The sorting of multi magnetic targets, based on their differential repulsions from a single transversal HGMC, is demonstrated experimentally and numerically. By utilizing the transverse magnetic arrangement, the throughput can be geometrically scaled up, simply by extending the microchannel depth along which the transversal non-invasive wire is aligned. With that, the channel can be configured to handle a layer of a hydrodynamically focused sample flow, with a macro-scaled width, whilst having the full utility of the short-ranged forces. Instead of the incremental magnetic operation that takes place with the wire when aligned alongside the flow, the developed system is set to sort the targets into ribbon-like sheets toward spatially addressable outlets.

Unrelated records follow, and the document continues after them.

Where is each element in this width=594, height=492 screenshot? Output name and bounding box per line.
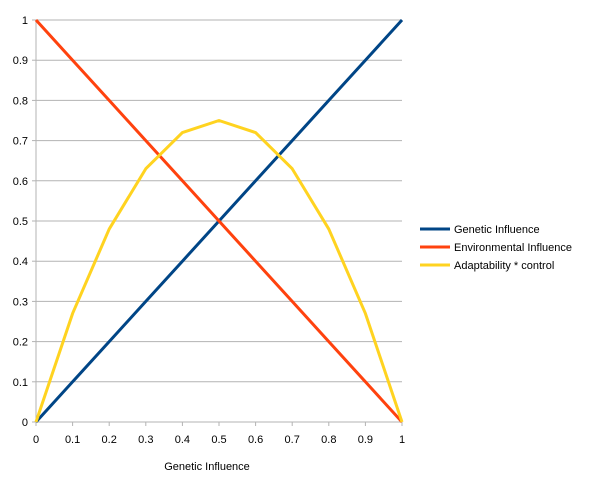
y-tick-label: 0.2 <box>13 337 28 349</box>
x-tick-label: 0.8 <box>321 434 336 446</box>
x-tick-label: 0.7 <box>285 434 300 446</box>
y-tick-label: 1 <box>22 15 28 27</box>
legend-label: Genetic Influence <box>454 224 540 236</box>
y-tick-label: 0.4 <box>13 256 28 268</box>
y-tick-label: 0.5 <box>13 216 28 228</box>
x-axis-title: Genetic Influence <box>164 461 250 473</box>
y-tick-label: 0.6 <box>13 176 28 188</box>
y-tick-label: 0.1 <box>13 377 28 389</box>
x-tick-label: 0.1 <box>65 434 80 446</box>
y-tick-label: 0.9 <box>13 55 28 67</box>
legend-label: Environmental Influence <box>454 242 572 254</box>
y-tick-label: 0.3 <box>13 296 28 308</box>
axis-layer <box>32 19 403 426</box>
x-tick-label: 0.3 <box>138 434 153 446</box>
tick-label-layer: 0 0.1 0.2 0.3 0.4 0.5 0.6 0.7 0.8 0.9 1 0 0.1 0.2 0.3 0… <box>13 15 405 446</box>
series-line-environmental-influence <box>34 18 404 424</box>
y-tick-label: 0.7 <box>13 136 28 148</box>
x-tick-label: 0.6 <box>248 434 263 446</box>
legend: Genetic Influence Environmental Influence… <box>420 224 572 272</box>
series-layer <box>34 18 404 424</box>
y-tick-label: 0.8 <box>13 95 28 107</box>
legend-label: Adaptability * control <box>454 260 554 272</box>
x-tick-label: 0.4 <box>175 434 190 446</box>
x-tick-label: 0.5 <box>211 434 226 446</box>
x-tick-label: 0.9 <box>358 434 373 446</box>
x-tick-label: 0.2 <box>102 434 117 446</box>
series-line-adaptability-control <box>34 119 404 423</box>
x-tick-label: 0 <box>33 434 39 446</box>
x-tick-label: 1 <box>399 434 405 446</box>
y-tick-label: 0 <box>22 417 28 429</box>
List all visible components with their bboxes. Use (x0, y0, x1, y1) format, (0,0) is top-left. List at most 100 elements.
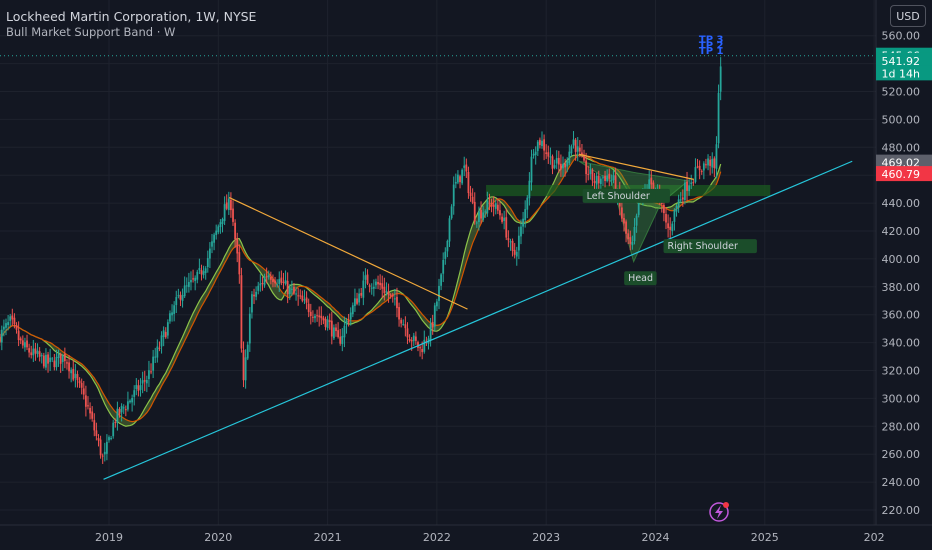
candle-body (122, 407, 125, 409)
candle-body (185, 285, 188, 287)
candle-body (612, 175, 615, 181)
candle-body (553, 165, 556, 168)
candle (0, 325, 3, 351)
candle-body (78, 380, 81, 384)
candle-body (581, 152, 583, 155)
candle (32, 339, 35, 363)
candle-body (692, 182, 695, 184)
candle-body (528, 180, 531, 199)
candle (606, 169, 609, 183)
x-tick-label-partial: 202 (864, 531, 885, 544)
candle-body (200, 270, 203, 275)
candle-body (614, 175, 617, 195)
candle-body (135, 384, 138, 389)
candle-body (717, 92, 720, 144)
candle-body (288, 287, 291, 295)
candle (358, 288, 361, 306)
candle-body (333, 327, 335, 339)
candle (532, 149, 535, 159)
candle-body (337, 330, 340, 338)
candle (679, 192, 682, 203)
candle-body (335, 327, 337, 332)
candle-body (160, 335, 163, 347)
candle-body (534, 151, 537, 155)
y-tick-label: 400.00 (882, 253, 921, 266)
candle (137, 379, 140, 397)
candle (276, 279, 279, 288)
candle (534, 146, 537, 165)
candle (675, 204, 678, 217)
candle-body (234, 222, 237, 240)
candle (568, 144, 571, 166)
candle (431, 314, 434, 335)
candle-body (681, 197, 684, 200)
candle (604, 170, 606, 188)
price-axis (876, 0, 932, 550)
candle-body (400, 319, 403, 324)
indicator-legend[interactable]: Bull Market Support Band · W (6, 25, 176, 39)
candle (356, 292, 358, 306)
candle-body (141, 380, 144, 384)
candle-body (583, 155, 585, 161)
candle (684, 179, 686, 205)
candle (335, 323, 337, 337)
symbol-title[interactable]: Lockheed Martin Corporation, 1W, NYSE (6, 9, 257, 24)
candle-body (196, 271, 199, 280)
candle-body (671, 223, 674, 232)
candle (692, 178, 695, 186)
candle-body (377, 281, 379, 285)
candle-body (438, 285, 440, 301)
candle (391, 292, 394, 303)
candle (663, 200, 665, 222)
candle-body (84, 395, 87, 407)
candle-body (156, 346, 159, 358)
candle-body (549, 156, 552, 158)
candle-body (419, 347, 421, 349)
candle (150, 363, 152, 375)
candle-body (564, 163, 567, 168)
candle-body (272, 279, 274, 283)
candle (322, 315, 325, 325)
pattern-label-bg (624, 271, 657, 286)
currency-button[interactable]: USD (890, 5, 926, 27)
candle-body (223, 204, 226, 221)
candle (719, 57, 722, 101)
candle (545, 144, 548, 159)
candle-body (158, 347, 161, 349)
candle (494, 199, 497, 215)
candle (82, 380, 85, 400)
candle (55, 349, 58, 371)
candle (177, 288, 180, 299)
candle (524, 200, 527, 228)
candle (517, 226, 520, 260)
candle-body (627, 233, 630, 240)
candle-body (137, 385, 140, 391)
candle (480, 201, 482, 224)
candle-body (568, 151, 571, 164)
candle-body (463, 165, 466, 168)
candle-body (110, 438, 113, 440)
candle (80, 378, 83, 395)
candle-body (402, 324, 405, 326)
candle (686, 171, 688, 201)
candle (452, 176, 455, 215)
candle-body (448, 218, 451, 242)
candle (467, 166, 470, 199)
candle-body (9, 316, 12, 321)
candle-body (354, 298, 356, 306)
candle-body (11, 315, 14, 320)
candle (265, 267, 268, 284)
candle-body (257, 285, 260, 291)
candle (169, 310, 171, 324)
price-badge-bg (876, 166, 932, 182)
candle-body (61, 355, 64, 363)
candle (45, 348, 47, 371)
candle (515, 246, 518, 266)
candle-body (276, 284, 279, 286)
candle (505, 208, 508, 241)
candles (0, 57, 722, 464)
candle (131, 394, 134, 412)
candle (593, 172, 596, 190)
candle-body (349, 312, 352, 320)
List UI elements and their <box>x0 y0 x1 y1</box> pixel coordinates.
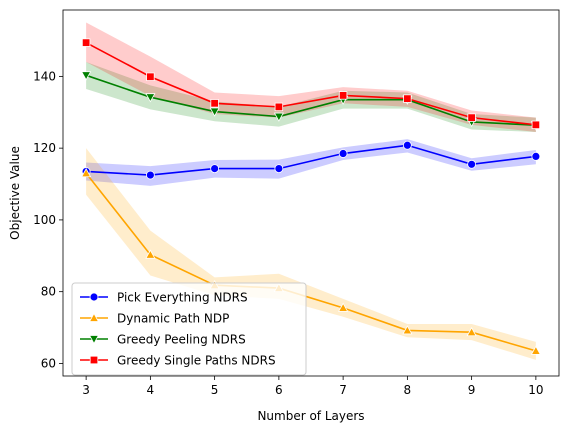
greedy-single-paths-ndrs-point <box>532 121 540 129</box>
legend-label: Greedy Peeling NDRS <box>117 333 246 347</box>
legend-label: Pick Everything NDRS <box>117 291 248 305</box>
legend-label: Dynamic Path NDP <box>117 312 229 326</box>
greedy-single-paths-ndrs-point <box>275 103 283 111</box>
x-tick-label: 6 <box>275 383 283 397</box>
y-tick-label: 60 <box>41 356 56 370</box>
legend-marker-swatch <box>90 293 98 301</box>
x-axis-label: Number of Layers <box>257 409 364 423</box>
greedy-single-paths-ndrs-point <box>211 99 219 107</box>
greedy-single-paths-ndrs-point <box>468 114 476 122</box>
x-axis-ticks: 3 4 5 6 7 8 9 10 <box>82 376 543 397</box>
greedy-single-paths-ndrs-point <box>82 39 90 47</box>
pick-everything-ndrs-point <box>339 150 347 158</box>
pick-everything-ndrs-point <box>468 160 476 168</box>
legend: Pick Everything NDRS Dynamic Path NDP Gree… <box>72 283 306 375</box>
pick-everything-ndrs-point <box>532 152 540 160</box>
legend-label: Greedy Single Paths NDRS <box>117 354 276 368</box>
y-tick-label: 100 <box>33 213 56 227</box>
x-tick-label: 3 <box>82 383 90 397</box>
x-tick-label: 4 <box>147 383 155 397</box>
x-tick-label: 9 <box>468 383 476 397</box>
greedy-single-paths-ndrs-point <box>339 92 347 100</box>
x-tick-label: 5 <box>211 383 219 397</box>
y-tick-label: 140 <box>33 69 56 83</box>
legend-marker-swatch <box>90 356 98 364</box>
x-tick-label: 10 <box>528 383 543 397</box>
greedy-single-paths-ndrs-point <box>147 73 155 81</box>
x-tick-label: 7 <box>339 383 347 397</box>
pick-everything-ndrs-point <box>211 165 219 173</box>
y-tick-label: 80 <box>41 285 56 299</box>
y-axis-ticks: 60 80 100 120 140 <box>33 69 63 370</box>
pick-everything-ndrs-point <box>146 171 154 179</box>
pick-everything-ndrs-point <box>275 165 283 173</box>
y-tick-label: 120 <box>33 141 56 155</box>
x-tick-label: 8 <box>404 383 412 397</box>
y-axis-label: Objective Value <box>8 146 22 240</box>
greedy-single-paths-ndrs-point <box>404 95 412 103</box>
pick-everything-ndrs-point <box>403 141 411 149</box>
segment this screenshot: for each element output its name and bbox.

For the successful sorting, the introduced sample must be focused into a layer equal to or smaller than the angular span of the wire on which the repulsive force is forming. As alternatives for the hydrodynamics focusing used here, sheathless sample focusing can be achieved: inertially using a relatively long serpentine channel (Zhang et al. 2014); or by devising the sample with a viscoelastic behavior using a non-Newtonian aqueous buffer (Zhang et al. 2016). Although demonstrated experimentally here to sort two targets, the concept design, as demonstrated by the numerical simulation, can be configured to handle as many targets as the available designated outlets. With a closer wire and stronger induced repulsion field, the outlet nearest to the wire can be designated to vent, exclusively, all nonmagnetic particles. For the ferromagnetic wire is a pre-fabricated and with a large diameter (0.254 and 0.508 mm were used), the concept design introduced here, and a variety of its embodiments, allow for different types of wires to be mounted independently from the fluidic chip and to be controlled externally, like with a micropositioning stage. This will pave the way for building multiplexed HGMC-based micro-sorters that can be automated and reprogramed to serve a variety of integrated magnetic lab-on-chip biosensing systems.